Why your rental property DIY fix-it jobs will no longer cut it
The changes to the Health & Safety at Work Act has had a major impact on anything deemed to be a ‘person conducting a business or undertaking’ (known as a PCBU). While such a description obviously includes all our work places, it also encompasses every rental property in New Zealand, regardless of it being managed by a property manager or being self-managed by the owner.
Impact on landlords
This means that your property manager, or you as an owner of a self-managed property, has the full health & safety responsibility of providing a safe work place. This responsibility extends to include any contractor, any owner performing any task at the property, and the tenant.
This does not necessarily mean you are responsible for the tenants every action, but it does include anything that may happen to the tenant through any action or lack of action of any of the other people performing work on your property.
Property owners that are managing their own properties may not be aware of how these legislative changes impact them, and may not be taking appropriate steps to ensure everyone working on their property is working safely.
It’s also now incredible risky (from a health & safety perspective) to ask your mates or family to perform maintenance work on your property. You could be facing serious fines if there is an accident, so the costs savings just aren’t worth it.

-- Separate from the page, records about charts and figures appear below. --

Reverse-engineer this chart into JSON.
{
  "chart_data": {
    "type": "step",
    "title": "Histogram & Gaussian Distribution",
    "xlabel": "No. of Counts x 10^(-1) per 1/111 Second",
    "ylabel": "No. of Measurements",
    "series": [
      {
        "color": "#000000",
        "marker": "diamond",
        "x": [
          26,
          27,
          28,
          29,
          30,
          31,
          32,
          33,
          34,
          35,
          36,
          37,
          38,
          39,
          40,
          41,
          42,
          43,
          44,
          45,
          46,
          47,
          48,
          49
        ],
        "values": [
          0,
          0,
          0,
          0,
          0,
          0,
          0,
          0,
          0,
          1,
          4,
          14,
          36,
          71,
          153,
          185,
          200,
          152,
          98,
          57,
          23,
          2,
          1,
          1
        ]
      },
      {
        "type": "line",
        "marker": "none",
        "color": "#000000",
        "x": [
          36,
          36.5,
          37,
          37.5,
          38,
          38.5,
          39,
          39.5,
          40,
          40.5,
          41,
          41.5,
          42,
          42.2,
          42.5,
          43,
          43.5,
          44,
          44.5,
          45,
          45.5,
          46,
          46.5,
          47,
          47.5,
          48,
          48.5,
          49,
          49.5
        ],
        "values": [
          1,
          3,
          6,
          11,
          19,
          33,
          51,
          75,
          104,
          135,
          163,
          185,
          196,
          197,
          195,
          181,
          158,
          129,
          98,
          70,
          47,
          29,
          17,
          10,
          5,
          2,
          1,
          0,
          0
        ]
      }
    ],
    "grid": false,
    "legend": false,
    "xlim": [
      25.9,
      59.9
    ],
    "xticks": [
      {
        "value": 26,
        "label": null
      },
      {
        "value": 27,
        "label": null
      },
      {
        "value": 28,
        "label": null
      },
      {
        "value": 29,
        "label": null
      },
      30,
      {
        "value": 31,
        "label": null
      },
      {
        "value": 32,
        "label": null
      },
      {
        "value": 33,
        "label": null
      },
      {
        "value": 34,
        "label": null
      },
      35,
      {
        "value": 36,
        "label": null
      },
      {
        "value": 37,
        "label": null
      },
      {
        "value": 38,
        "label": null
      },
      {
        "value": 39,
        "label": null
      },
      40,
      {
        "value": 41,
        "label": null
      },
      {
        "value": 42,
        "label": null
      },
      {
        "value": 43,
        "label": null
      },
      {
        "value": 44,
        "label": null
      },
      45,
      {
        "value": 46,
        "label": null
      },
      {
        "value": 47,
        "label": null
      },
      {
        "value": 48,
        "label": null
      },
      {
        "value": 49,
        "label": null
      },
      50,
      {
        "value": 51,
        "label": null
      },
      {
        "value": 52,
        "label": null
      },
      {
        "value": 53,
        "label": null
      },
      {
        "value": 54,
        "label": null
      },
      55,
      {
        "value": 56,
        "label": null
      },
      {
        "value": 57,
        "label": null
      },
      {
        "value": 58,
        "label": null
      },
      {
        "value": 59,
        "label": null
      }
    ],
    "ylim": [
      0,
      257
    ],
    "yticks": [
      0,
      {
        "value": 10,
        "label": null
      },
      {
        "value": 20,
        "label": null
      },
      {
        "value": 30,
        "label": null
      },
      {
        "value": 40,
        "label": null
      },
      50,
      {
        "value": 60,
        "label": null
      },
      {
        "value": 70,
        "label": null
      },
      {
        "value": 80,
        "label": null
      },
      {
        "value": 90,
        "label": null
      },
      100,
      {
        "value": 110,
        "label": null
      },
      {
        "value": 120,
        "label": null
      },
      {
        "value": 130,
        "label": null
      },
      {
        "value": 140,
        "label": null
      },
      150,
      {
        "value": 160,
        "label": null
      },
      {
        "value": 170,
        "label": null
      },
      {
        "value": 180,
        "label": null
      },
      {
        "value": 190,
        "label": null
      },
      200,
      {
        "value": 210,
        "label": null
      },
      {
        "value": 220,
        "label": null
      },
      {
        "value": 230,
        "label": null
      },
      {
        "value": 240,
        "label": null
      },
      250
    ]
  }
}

Contractors performing work on your property may also be increasing their charges to cover the costs of complying with the new changes – so your property maintenance costs could increase.
Impact on property managers
Property managers should now be updating policies on health & safety to ensure contractors working on your property are following the right processes and are working as safe as they can be at all times.
The changes may also see a shift of more Mum and Dad property investors moving to have their properties managed for them to reduce their risk of getting it wrong.
The impact on tenants
It’s unlikely that tenants will see rents rise from these changes so the impact is minimal if not non-existent. It’s the recent amendments to the Residential Tenancies Act around insulation standards that may have the greatest impact – but more on that later.